Tego lata Bryant wraz z rodziną podróżował po świecie i jak sam podkreśla robił zupełnie nic. - Chciałem w końcu poświęcić czas moim najbliższym, gdyż w ostatnich latach byli troszeczkę spychani na drugi plan przez koszykówkę. Jednak przez ten wakacyjny okres przebywałem praktycznie non stop z moją rodziną i przyjaciółmi. Czuję się teraz, jak nowo narodzony - powiedział Kobe dla amerykańskiej telewizji ESPN.

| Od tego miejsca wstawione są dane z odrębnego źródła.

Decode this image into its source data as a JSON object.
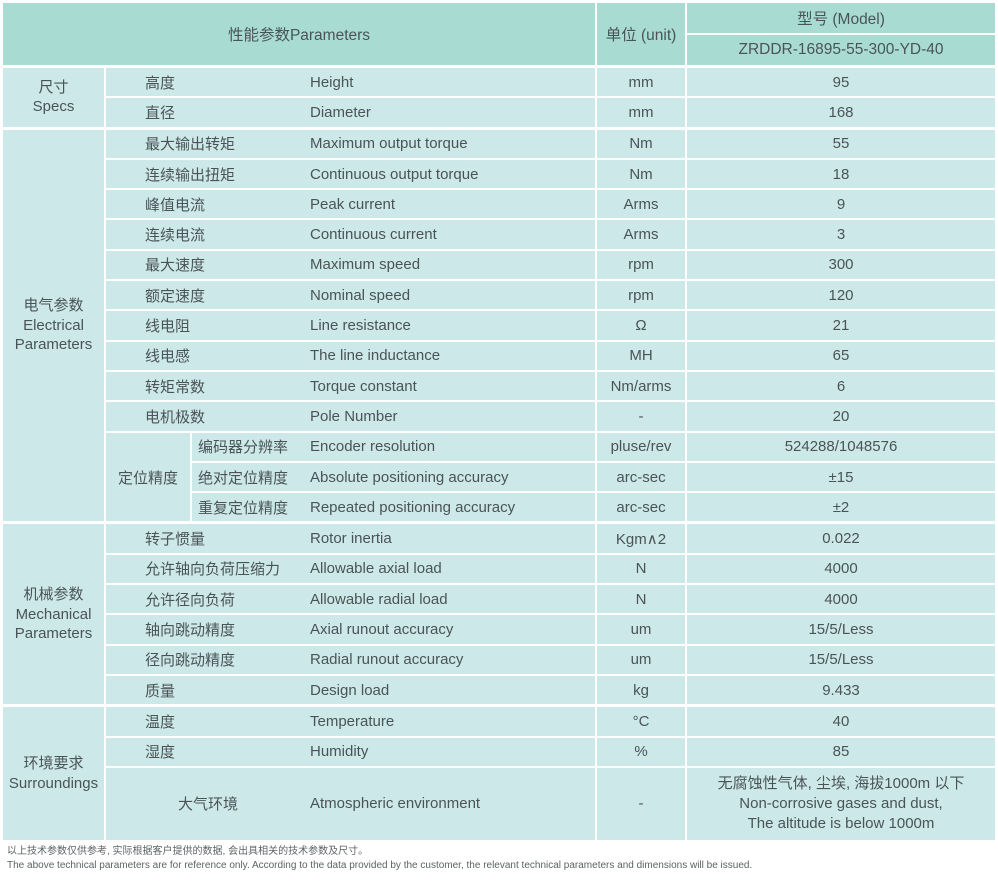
{
  "colors": {
    "header_bg": "#a8dcd2",
    "cell_bg": "#cde8e9",
    "grid_lines": "#ffffff",
    "text": "#4a5456"
  },
  "header": {
    "parameters_label": "性能参数Parameters",
    "unit_label": "单位 (unit)",
    "model_label": "型号 (Model)",
    "model_value": "ZRDDR-16895-55-300-YD-40"
  },
  "sections": [
    {
      "label_cn": "尺寸",
      "label_en": "Specs",
      "rows": [
        {
          "cn": "高度",
          "en": "Height",
          "unit": "mm",
          "value": "95"
        },
        {
          "cn": "直径",
          "en": "Diameter",
          "unit": "mm",
          "value": "168"
        }
      ]
    },
    {
      "label_cn": "电气参数",
      "label_en": "Electrical",
      "label_en2": "Parameters",
      "rows": [
        {
          "cn": "最大输出转矩",
          "en": "Maximum output torque",
          "unit": "Nm",
          "value": "55"
        },
        {
          "cn": "连续输出扭矩",
          "en": "Continuous output torque",
          "unit": "Nm",
          "value": "18"
        },
        {
          "cn": "峰值电流",
          "en": "Peak current",
          "unit": "Arms",
          "value": "9"
        },
        {
          "cn": "连续电流",
          "en": "Continuous current",
          "unit": "Arms",
          "value": "3"
        },
        {
          "cn": "最大速度",
          "en": "Maximum speed",
          "unit": "rpm",
          "value": "300"
        },
        {
          "cn": "额定速度",
          "en": "Nominal speed",
          "unit": "rpm",
          "value": "120"
        },
        {
          "cn": "线电阻",
          "en": "Line resistance",
          "unit": "Ω",
          "value": "21"
        },
        {
          "cn": "线电感",
          "en": "The line inductance",
          "unit": "MH",
          "value": "65"
        },
        {
          "cn": "转矩常数",
          "en": "Torque constant",
          "unit": "Nm/arms",
          "value": "6"
        },
        {
          "cn": "电机极数",
          "en": "Pole Number",
          "unit": "-",
          "value": "20"
        }
      ],
      "subgroup": {
        "label": "定位精度",
        "rows": [
          {
            "cn": "编码器分辨率",
            "en": "Encoder resolution",
            "unit": "pluse/rev",
            "value": "524288/1048576"
          },
          {
            "cn": "绝对定位精度",
            "en": "Absolute positioning accuracy",
            "unit": "arc-sec",
            "value": "±15"
          },
          {
            "cn": "重复定位精度",
            "en": "Repeated positioning accuracy",
            "unit": "arc-sec",
            "value": "±2"
          }
        ]
      }
    },
    {
      "label_cn": "机械参数",
      "label_en": "Mechanical",
      "label_en2": "Parameters",
      "rows": [
        {
          "cn": "转子惯量",
          "en": "Rotor inertia",
          "unit": "Kgm∧2",
          "value": "0.022"
        },
        {
          "cn": "允许轴向负荷压缩力",
          "en": "Allowable axial load",
          "unit": "N",
          "value": "4000"
        },
        {
          "cn": "允许径向负荷",
          "en": "Allowable radial load",
          "unit": "N",
          "value": "4000"
        },
        {
          "cn": "轴向跳动精度",
          "en": "Axial runout accuracy",
          "unit": "um",
          "value": "15/5/Less"
        },
        {
          "cn": "径向跳动精度",
          "en": "Radial runout accuracy",
          "unit": "um",
          "value": "15/5/Less"
        },
        {
          "cn": "质量",
          "en": "Design load",
          "unit": "kg",
          "value": "9.433"
        }
      ]
    },
    {
      "label_cn": "环境要求",
      "label_en": "Surroundings",
      "rows": [
        {
          "cn": "温度",
          "en": "Temperature",
          "unit": "°C",
          "value": "40"
        },
        {
          "cn": "湿度",
          "en": "Humidity",
          "unit": "%",
          "value": "85"
        }
      ],
      "tall_row": {
        "cn": "大气环境",
        "en": "Atmospheric environment",
        "unit": "-",
        "value_cn": "无腐蚀性气体, 尘埃, 海拔1000m 以下",
        "value_en1": "Non-corrosive gases and dust,",
        "value_en2": "The altitude is below 1000m"
      }
    }
  ],
  "footer": {
    "note_cn": "以上技术参数仅供参考, 实际根据客户提供的数据, 会出具相关的技术参数及尺寸。",
    "note_en": "The above technical parameters are for reference only. According to the data provided by the customer, the relevant technical parameters and dimensions will be issued."
  }
}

Podkreślił także, że jego organizm jest znakomicie przygotowany do ciężkiego okresu przygotowawczego. Bryant, który pomimo statusu gwiazdy jest tytanem pracy. - On zrobi wszystko by zdobyć kolejny mistrzowski pierścień. Dlatego mogę zapewnić, że będzie pracował, jak za dwóch - zdradza ją jego koledzy z zespołu. Sam zainteresowany nie ukrywa, że przed obecnym sezonem postawił sobie cel zdobycia swojego piątego tytułu mistrza NBA.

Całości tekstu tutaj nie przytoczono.